Let’s ask another question to help understand this.  Does Israel—together with its election and promises—leave God’s stage through a side door, when Jesus appears on stage? Does a changing of roles take place, within a different story? Does the Messiah function within it as a “black hole” in which the eternal election and calling of Israel disappear?

The Holocaust made many scholars and ordinary Christians realize that our de-Jew-ized reading and preaching of Scripture contributed to this catastrophe. So perhaps we need to ask a further question: How does the narrative of the Bible look when the whole of Scripture plays a decisive role, and the faithfulness of God toward Israel stays in the center?

Edjan Westerman’s Learning Messiah: Israel and the Nations: Learning to Read God’s Way Anew is a careful answer to these questions.  Westerman, a Dutch Reformed pastor who has been wrestling with these questions since he was a teenager in Holland, calls us in this book to learn to read God’s way anew and then to walk in that way. It compares the “genetic structure” of the traditional canonical narrative to the “genetic structure” of the Scriptures as they were meant to be read.

Westerman writes in the preface that he is building on the foundation laid by R. Kendall Soulen in his 1996 monograph, The God of Israel and Christian Theology. In that volume Soulen narrates the story of Scripture in which the faithfulness of God is central.  The story no longer traces the path of replacement theology, where the Jewish people no longer matter to God unless they accept Jesus.

Westerman’s own narration of the biblical story makes central the calling that Israel received at Sinai. as mentioned in Exodus 19:5-6:

“ ‘Now if you obey me fully and keep my covenant, then out of all nations you will be my treasured possession. Although the whole earth is mine, you will be for me a kingdom of priests and a holy nation.’ ”  (Exod. 19:5-6 NIV)

Westerman’s story is not one of dual covenants.  The coming of the messiah in Yeshua (Jesus) is still God’s way to join Israel and the nations, and to call out a people within the nations.  But the usual omission of Israel after 30 AD is replaced by a more biblical story in which God still reaches the world through Israel and her perfect Israelite.  After all, Jesus said “salvation is from the Jews” (John 4:22).

Westerman raises systematic theological questions.

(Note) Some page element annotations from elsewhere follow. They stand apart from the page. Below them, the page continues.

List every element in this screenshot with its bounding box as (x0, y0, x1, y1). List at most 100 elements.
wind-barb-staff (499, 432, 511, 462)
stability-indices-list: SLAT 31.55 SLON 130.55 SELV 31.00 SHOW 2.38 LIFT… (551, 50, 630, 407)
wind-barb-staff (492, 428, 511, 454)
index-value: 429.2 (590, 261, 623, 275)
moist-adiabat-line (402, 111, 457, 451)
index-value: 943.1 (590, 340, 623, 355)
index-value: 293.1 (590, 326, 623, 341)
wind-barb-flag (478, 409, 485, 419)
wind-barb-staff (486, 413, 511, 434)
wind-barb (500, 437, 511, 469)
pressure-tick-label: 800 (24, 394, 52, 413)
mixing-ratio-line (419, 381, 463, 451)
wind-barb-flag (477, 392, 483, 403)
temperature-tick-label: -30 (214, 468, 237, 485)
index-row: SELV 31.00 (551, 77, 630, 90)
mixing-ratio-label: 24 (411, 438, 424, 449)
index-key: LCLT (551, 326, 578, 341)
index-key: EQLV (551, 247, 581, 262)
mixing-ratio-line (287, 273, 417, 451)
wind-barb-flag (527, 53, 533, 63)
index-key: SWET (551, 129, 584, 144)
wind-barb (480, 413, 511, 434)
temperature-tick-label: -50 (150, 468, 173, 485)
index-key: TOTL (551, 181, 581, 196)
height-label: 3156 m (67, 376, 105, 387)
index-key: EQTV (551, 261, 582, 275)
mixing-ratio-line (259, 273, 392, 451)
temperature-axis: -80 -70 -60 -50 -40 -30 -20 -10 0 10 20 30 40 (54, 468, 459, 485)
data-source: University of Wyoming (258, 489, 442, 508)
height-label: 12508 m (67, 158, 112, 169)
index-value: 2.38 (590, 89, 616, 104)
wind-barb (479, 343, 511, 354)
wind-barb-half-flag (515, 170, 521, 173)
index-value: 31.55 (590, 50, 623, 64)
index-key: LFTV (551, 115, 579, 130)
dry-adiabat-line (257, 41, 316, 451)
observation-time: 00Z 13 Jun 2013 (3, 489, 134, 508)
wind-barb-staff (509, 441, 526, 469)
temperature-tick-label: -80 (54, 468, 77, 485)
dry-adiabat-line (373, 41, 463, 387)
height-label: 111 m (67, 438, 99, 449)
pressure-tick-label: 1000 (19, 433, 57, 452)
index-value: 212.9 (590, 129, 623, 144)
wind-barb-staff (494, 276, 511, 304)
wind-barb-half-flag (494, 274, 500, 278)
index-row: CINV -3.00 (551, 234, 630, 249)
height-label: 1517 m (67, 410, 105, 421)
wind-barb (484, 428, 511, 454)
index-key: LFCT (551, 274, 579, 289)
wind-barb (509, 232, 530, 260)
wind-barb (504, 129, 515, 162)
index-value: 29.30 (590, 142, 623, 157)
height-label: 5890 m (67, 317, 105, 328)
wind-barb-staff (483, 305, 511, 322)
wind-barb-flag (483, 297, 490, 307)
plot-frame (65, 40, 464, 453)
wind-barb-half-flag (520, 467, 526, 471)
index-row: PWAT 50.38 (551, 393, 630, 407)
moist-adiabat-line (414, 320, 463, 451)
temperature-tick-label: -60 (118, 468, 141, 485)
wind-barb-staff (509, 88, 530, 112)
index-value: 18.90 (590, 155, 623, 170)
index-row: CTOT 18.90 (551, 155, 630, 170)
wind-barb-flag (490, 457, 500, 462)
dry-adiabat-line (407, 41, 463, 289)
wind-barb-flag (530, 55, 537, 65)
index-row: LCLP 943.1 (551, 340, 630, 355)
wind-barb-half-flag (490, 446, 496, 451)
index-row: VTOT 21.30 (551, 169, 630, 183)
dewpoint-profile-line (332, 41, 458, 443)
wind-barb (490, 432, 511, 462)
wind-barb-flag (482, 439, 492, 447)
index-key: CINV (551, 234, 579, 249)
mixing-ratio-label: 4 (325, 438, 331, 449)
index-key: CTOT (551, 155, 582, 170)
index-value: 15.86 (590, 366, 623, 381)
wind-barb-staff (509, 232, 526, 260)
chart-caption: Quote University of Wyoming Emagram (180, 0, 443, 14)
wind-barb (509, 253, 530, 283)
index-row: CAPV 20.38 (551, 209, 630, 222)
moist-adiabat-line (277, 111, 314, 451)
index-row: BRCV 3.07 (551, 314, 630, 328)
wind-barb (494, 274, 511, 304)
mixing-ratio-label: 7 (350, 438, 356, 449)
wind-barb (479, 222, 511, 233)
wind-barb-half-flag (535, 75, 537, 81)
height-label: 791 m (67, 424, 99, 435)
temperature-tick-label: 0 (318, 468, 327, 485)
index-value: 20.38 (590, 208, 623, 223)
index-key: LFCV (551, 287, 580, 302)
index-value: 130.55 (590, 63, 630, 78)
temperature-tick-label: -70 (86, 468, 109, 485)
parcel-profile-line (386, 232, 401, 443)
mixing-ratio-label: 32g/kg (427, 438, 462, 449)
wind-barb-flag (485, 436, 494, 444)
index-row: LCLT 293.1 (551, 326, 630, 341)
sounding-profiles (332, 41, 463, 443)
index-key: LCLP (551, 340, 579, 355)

He challenges the Christian community to learn to read in a new manner the ways of the God of Israel, and to reconsider our long-held beliefs about how God has walked and still walks. It suggests one continuing story in which God through Israel and her Messiah has always been reaching the nations.

The book is not just for scholars. Westerman works hard to make things accessible to non-theologically trained readers.